Police stations are vanishing while crime increases: spot the problem
New figures from the Home Office show that 227 police stations have closed since May 1997, representing three closures for every month that Labour has been in power.
Rural areas have been hit hardest by the closure programme as services have been centralised in urban areas.
Essex has lost 59, Gloucestershire 23, Nottinghamshire 22, Hampshire 20 and Cumbria 10. Other areas which have seen double-figure closures include Greater Manchester (15), Gwent (10), Lancashire (13), South Wales (22), and South Yorkshire (12).
Police spokesmen argue that the cost of maintaining old and ill-equipped buildings justifies closures. In London and other major cities, police stations may be sold to property developers in order to boost funds.
The closure figures have emerged at a time when crime figures are increasing. Government ministers say the British Crime Survey points to a decline in crime – but the Survey excludes around 12 million crimes a year from its calculations, ranging from murder to shoplifting.
Although smaller police stations have been closing for a number of years, these latest figures highlight the difference between Labour’s talking about crime and what happens in reality.
On television, Government ministers tell us they are spending more on policing. In practice, violent crime is soaring and the public feels let down by Labour’s record.
As Michael Howard has stated in his speech about fighting crime and restoring respect, we need a new start in policing with more officers on the streets, less paperwork and bureaucracy and an emphasis on results, not targets.
In his speech on Tuesday, Mr Howard quoted Sir Robert Peel, the founder of Britain’s police force, who said, “The test of police efficiency is the absence of crime and disorder – not the visible evidence of police action in dealing with it”.
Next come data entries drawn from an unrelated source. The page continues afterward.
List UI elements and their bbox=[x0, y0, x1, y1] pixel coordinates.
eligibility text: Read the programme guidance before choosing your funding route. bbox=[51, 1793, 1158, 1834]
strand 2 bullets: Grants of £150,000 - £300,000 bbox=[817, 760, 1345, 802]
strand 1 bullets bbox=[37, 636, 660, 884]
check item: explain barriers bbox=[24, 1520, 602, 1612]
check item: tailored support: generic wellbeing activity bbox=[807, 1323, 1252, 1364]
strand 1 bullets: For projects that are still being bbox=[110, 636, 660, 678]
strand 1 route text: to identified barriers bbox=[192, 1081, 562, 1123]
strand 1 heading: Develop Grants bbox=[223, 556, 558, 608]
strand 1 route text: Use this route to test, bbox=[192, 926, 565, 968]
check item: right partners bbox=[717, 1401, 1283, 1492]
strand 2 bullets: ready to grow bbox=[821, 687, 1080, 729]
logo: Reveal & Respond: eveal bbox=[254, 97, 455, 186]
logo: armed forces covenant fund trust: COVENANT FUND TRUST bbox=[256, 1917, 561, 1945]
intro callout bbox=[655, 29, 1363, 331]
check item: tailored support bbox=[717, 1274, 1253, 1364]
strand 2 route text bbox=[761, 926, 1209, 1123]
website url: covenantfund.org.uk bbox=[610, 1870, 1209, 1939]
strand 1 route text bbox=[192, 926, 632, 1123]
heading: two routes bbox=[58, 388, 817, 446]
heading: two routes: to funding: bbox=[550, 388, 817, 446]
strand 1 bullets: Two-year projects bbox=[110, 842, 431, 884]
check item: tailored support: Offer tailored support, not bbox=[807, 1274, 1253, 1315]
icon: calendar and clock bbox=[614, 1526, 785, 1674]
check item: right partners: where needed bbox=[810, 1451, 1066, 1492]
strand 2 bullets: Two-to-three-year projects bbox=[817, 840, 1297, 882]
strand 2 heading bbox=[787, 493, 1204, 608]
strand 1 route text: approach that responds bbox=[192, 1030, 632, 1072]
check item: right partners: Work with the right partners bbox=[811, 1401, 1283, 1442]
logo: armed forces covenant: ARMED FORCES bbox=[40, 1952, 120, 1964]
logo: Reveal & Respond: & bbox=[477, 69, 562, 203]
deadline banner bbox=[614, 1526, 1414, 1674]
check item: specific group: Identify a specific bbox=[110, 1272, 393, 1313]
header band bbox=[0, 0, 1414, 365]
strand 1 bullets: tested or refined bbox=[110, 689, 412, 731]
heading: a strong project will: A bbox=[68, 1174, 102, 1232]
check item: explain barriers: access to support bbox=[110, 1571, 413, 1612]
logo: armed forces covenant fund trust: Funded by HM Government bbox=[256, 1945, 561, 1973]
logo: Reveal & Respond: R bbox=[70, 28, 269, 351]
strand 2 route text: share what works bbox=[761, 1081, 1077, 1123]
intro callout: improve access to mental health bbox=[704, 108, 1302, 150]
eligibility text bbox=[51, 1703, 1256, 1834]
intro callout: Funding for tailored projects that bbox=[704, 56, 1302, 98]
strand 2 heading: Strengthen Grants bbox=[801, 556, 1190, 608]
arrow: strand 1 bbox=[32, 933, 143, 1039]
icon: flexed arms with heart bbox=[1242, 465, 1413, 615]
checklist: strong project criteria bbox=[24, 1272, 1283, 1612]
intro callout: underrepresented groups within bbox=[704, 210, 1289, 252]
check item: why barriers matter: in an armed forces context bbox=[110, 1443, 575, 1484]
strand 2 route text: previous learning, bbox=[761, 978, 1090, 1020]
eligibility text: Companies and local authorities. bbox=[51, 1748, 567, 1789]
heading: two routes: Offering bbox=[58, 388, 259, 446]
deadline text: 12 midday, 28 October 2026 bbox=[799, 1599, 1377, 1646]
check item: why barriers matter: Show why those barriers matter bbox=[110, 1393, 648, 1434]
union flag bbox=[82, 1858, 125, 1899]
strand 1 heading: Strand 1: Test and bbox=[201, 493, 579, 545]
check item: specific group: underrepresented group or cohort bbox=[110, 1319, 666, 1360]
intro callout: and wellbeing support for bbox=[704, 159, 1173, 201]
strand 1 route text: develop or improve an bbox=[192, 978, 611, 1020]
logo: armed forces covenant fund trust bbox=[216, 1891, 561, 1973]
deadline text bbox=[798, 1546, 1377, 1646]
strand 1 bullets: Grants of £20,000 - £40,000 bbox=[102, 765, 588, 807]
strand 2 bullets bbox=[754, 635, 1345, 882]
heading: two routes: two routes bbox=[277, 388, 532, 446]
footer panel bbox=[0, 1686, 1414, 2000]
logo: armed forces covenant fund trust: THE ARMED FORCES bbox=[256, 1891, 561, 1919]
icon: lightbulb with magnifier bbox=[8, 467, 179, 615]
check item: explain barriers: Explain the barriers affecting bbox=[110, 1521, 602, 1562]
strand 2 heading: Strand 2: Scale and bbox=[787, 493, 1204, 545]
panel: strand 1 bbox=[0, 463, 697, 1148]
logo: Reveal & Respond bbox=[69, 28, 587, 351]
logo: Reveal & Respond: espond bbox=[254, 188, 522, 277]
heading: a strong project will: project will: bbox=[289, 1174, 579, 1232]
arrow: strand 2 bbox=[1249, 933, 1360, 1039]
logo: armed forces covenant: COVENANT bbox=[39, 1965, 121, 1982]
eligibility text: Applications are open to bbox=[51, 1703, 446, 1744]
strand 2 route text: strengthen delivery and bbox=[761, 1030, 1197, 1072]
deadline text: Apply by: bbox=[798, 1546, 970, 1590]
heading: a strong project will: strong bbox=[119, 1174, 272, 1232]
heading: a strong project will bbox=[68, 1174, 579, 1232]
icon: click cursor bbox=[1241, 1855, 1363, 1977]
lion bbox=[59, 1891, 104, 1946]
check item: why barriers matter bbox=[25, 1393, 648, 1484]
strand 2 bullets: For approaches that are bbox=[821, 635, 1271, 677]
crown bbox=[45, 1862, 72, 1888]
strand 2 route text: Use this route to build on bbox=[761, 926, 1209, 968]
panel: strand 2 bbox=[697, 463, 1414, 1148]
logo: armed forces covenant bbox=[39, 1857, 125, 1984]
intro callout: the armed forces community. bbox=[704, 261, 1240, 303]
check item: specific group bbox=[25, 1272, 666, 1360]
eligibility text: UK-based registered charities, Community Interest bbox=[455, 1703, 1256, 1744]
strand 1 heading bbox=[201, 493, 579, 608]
But in instances of domestic burglary or violent crime, said Mr Howard, “David Blunkett’s ‘Policing Performance Assessment Framework’ requires the police to ‘measure the victims’ satisfaction with the overall level of service provided’.
“What the victims of burglary and violent crime want is to see the criminal who caused the crime caught, convicted and punished.”
He added, “We need to police our streets, not de-police them. We need a police force which intervenes, confronts and challenges every kind of crime and disorder… in short, we need zero-tolerance policing.”